Table 7 Computational complexity comparison of architectures.

Conclusion

This work designed a fully automated deep learning framework called a Renal Cell Carcinoma Grading Network (RCCGNet) for the detection of malignancy levels of renal cell carcinoma (RCC) in kidney histopathology images. This paper is the first to propose an end-to-end automatic grading of kidney cancer from kidney histopathology images that were not yet focused on. In addition, we also introduced a novel kidney cancer dataset validated by skilled medical experts. Extraction of a class-specific representative set of features was possible due to the effective utilization of inter-channel information exchange at three different resolutions within the network. Residual connection, Information sharing between different layers, and gating mechanism in shared channel residual network were attributed to the distinguishing performance. We explicitly performed data augmentation techniques to handle the class imbalance problem.
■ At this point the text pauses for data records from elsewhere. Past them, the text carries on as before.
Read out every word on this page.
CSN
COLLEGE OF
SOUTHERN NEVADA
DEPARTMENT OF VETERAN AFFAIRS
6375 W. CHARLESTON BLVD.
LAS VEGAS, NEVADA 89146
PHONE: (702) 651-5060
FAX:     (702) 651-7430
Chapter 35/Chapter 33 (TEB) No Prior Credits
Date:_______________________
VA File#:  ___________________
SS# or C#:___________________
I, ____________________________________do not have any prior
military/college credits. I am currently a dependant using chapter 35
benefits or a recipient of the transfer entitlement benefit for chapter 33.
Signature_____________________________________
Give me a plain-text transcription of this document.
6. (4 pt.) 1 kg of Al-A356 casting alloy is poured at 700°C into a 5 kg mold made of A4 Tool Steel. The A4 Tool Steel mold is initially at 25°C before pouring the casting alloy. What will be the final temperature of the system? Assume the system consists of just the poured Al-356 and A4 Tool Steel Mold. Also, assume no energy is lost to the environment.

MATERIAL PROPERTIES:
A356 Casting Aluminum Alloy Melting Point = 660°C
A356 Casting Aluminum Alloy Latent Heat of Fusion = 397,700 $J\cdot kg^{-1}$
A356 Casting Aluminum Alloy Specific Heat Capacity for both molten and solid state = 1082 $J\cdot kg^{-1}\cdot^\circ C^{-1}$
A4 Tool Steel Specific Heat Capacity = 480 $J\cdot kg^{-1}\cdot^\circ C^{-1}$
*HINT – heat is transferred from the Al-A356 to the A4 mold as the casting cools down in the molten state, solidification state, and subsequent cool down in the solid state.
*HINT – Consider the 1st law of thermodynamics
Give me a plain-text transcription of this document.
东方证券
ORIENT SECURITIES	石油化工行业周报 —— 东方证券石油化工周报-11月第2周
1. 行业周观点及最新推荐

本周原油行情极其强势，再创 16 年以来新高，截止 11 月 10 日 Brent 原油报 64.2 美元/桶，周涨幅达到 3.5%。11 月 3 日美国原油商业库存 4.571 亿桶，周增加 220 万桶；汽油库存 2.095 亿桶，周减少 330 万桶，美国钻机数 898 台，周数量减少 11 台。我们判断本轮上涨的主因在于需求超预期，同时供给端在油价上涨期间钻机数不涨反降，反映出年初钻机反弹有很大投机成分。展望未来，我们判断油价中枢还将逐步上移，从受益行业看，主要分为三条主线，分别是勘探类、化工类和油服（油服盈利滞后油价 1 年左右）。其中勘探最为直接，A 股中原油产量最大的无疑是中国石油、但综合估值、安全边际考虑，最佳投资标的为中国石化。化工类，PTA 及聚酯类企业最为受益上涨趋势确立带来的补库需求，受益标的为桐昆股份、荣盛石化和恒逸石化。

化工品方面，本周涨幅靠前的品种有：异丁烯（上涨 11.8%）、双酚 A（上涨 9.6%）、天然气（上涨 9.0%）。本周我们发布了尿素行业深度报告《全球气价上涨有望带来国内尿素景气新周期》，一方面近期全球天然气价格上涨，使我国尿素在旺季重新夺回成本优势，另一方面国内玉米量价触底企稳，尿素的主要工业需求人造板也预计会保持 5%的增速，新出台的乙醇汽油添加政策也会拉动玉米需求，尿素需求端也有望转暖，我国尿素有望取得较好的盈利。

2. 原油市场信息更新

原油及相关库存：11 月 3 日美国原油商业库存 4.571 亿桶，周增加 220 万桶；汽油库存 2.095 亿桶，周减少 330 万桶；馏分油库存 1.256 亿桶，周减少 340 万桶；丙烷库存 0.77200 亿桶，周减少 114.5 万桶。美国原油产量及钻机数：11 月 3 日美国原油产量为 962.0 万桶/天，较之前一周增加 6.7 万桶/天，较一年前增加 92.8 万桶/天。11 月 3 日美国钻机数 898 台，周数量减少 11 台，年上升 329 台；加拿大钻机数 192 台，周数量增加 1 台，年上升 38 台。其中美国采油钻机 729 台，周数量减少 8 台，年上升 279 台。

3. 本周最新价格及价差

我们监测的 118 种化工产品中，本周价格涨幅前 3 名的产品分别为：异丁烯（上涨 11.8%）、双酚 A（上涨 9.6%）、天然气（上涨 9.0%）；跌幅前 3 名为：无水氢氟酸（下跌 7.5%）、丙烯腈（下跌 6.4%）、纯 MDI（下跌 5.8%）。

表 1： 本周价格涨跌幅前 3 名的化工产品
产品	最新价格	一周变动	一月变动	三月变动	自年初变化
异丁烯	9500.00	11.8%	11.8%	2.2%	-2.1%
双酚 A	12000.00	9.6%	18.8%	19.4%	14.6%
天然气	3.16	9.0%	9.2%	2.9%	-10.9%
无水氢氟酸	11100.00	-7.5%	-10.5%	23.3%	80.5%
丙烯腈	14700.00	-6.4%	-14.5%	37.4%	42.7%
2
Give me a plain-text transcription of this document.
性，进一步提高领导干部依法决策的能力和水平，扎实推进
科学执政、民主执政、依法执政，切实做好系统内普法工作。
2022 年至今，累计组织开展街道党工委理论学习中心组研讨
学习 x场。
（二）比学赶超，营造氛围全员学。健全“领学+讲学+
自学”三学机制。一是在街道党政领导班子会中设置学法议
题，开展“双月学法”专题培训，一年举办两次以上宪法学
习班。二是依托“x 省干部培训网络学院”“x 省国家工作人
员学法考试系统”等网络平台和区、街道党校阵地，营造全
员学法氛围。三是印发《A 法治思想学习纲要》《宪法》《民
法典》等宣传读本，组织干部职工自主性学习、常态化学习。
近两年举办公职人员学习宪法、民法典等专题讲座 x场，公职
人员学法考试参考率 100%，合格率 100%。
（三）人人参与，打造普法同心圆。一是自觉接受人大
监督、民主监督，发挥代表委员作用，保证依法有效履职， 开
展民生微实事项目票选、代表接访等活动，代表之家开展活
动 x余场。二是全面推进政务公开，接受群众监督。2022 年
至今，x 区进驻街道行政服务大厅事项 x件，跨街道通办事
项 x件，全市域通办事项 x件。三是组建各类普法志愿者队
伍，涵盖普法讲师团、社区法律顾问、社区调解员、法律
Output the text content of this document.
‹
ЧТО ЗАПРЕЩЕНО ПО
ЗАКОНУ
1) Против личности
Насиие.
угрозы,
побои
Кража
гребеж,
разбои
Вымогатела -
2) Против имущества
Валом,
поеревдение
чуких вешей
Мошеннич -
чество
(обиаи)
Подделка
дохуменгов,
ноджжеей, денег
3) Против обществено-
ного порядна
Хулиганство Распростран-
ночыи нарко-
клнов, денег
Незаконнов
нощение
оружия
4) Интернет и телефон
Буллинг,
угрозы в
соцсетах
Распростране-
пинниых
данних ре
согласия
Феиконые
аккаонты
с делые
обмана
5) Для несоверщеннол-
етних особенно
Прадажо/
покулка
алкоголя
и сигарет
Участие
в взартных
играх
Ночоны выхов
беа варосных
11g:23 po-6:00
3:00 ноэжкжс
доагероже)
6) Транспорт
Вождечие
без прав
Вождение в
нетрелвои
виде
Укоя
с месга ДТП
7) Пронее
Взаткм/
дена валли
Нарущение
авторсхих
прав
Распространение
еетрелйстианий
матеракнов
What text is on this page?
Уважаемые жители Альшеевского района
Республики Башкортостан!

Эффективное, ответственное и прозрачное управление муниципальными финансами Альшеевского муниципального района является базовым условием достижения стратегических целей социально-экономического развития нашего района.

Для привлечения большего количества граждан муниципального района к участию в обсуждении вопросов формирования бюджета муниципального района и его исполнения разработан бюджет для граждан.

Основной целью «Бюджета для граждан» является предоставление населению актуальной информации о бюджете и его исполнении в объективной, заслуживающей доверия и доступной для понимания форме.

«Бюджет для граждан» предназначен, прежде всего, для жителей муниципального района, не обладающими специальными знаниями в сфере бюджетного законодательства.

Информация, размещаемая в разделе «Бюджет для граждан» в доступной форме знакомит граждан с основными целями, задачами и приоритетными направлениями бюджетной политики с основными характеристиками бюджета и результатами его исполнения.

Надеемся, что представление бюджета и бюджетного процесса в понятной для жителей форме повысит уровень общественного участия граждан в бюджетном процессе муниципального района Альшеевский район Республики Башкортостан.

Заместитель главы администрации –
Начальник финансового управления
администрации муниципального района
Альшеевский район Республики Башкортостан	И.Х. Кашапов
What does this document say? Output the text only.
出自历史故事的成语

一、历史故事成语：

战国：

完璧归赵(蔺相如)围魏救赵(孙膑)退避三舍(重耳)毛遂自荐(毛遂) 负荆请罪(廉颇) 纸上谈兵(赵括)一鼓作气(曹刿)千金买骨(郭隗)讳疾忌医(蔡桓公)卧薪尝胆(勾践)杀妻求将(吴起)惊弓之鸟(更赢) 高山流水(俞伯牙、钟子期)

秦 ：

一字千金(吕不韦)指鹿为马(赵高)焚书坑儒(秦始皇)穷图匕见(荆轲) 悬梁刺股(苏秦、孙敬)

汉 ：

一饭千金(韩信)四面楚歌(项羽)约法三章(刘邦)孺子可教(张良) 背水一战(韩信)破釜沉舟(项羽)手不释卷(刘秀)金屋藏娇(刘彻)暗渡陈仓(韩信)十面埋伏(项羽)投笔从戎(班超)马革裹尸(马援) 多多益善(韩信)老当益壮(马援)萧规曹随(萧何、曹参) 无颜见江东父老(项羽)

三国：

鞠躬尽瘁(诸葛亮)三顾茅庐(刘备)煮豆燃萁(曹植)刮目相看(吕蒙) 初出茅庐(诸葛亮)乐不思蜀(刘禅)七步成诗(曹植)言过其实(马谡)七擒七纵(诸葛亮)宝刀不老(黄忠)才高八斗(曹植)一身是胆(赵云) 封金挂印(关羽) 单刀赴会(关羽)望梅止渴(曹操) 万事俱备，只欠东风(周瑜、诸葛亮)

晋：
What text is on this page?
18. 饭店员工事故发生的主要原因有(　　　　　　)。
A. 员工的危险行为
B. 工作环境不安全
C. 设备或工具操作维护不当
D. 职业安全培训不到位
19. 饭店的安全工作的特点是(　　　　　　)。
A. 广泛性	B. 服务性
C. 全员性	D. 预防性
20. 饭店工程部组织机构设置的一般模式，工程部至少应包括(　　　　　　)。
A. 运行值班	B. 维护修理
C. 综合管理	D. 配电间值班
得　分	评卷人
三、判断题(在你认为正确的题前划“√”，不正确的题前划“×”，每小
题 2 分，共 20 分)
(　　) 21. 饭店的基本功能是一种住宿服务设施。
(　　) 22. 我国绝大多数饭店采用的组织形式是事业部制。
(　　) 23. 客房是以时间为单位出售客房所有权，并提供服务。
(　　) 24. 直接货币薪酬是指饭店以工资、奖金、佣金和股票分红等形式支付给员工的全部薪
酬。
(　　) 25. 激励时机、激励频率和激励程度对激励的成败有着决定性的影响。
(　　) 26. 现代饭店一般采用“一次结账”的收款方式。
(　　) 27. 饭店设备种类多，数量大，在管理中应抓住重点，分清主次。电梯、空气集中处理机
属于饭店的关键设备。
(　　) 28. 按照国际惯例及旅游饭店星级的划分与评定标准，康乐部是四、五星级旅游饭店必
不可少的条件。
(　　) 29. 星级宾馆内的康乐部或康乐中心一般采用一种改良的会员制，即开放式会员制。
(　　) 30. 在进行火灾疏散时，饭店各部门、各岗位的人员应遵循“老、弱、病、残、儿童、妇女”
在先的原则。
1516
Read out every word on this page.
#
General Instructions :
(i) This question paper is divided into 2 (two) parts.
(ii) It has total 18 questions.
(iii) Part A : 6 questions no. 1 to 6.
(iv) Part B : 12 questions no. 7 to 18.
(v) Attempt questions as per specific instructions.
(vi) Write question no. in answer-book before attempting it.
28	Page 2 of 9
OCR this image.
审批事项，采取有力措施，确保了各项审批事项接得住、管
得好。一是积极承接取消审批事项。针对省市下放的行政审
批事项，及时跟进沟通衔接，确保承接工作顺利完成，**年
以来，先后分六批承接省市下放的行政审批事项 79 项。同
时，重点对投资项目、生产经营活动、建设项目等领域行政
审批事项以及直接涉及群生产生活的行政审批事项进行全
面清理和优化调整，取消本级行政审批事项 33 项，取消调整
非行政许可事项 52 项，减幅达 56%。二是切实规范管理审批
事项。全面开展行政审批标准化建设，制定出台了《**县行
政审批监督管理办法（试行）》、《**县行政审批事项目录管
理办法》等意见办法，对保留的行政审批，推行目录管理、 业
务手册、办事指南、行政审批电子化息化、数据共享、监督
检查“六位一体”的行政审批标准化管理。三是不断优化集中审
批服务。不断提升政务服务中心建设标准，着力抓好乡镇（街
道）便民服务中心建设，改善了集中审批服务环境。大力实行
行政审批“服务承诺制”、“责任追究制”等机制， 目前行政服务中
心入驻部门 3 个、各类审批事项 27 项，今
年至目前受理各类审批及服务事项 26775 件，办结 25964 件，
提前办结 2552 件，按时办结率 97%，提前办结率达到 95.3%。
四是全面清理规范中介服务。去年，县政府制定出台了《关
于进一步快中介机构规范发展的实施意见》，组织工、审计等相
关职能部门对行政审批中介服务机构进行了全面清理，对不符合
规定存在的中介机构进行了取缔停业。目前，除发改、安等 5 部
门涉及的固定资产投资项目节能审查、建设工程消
The performance of the proposed RCCGNet was evaluated by the most preferred quality metrics and achieved 90.14% of accuracy, and 89.06% F1-score on the proposed KMC kidney dataset, and on the BreakHis dataset, the proposed RCCGNet achieved 90.09% of accuracy, and 88.90% F1-score. Experimental results show that the proposed RCCGNet has the potential to grade five different grades associated with kidney cancer histopathology images with better accuracy. Our approach is generalized and effectively works on multiple organ histopathology datasets. It reduces the need for extensive computational complexity. In the future, we will focus on the considerable extension of the kidney dataset and other pathological datasets.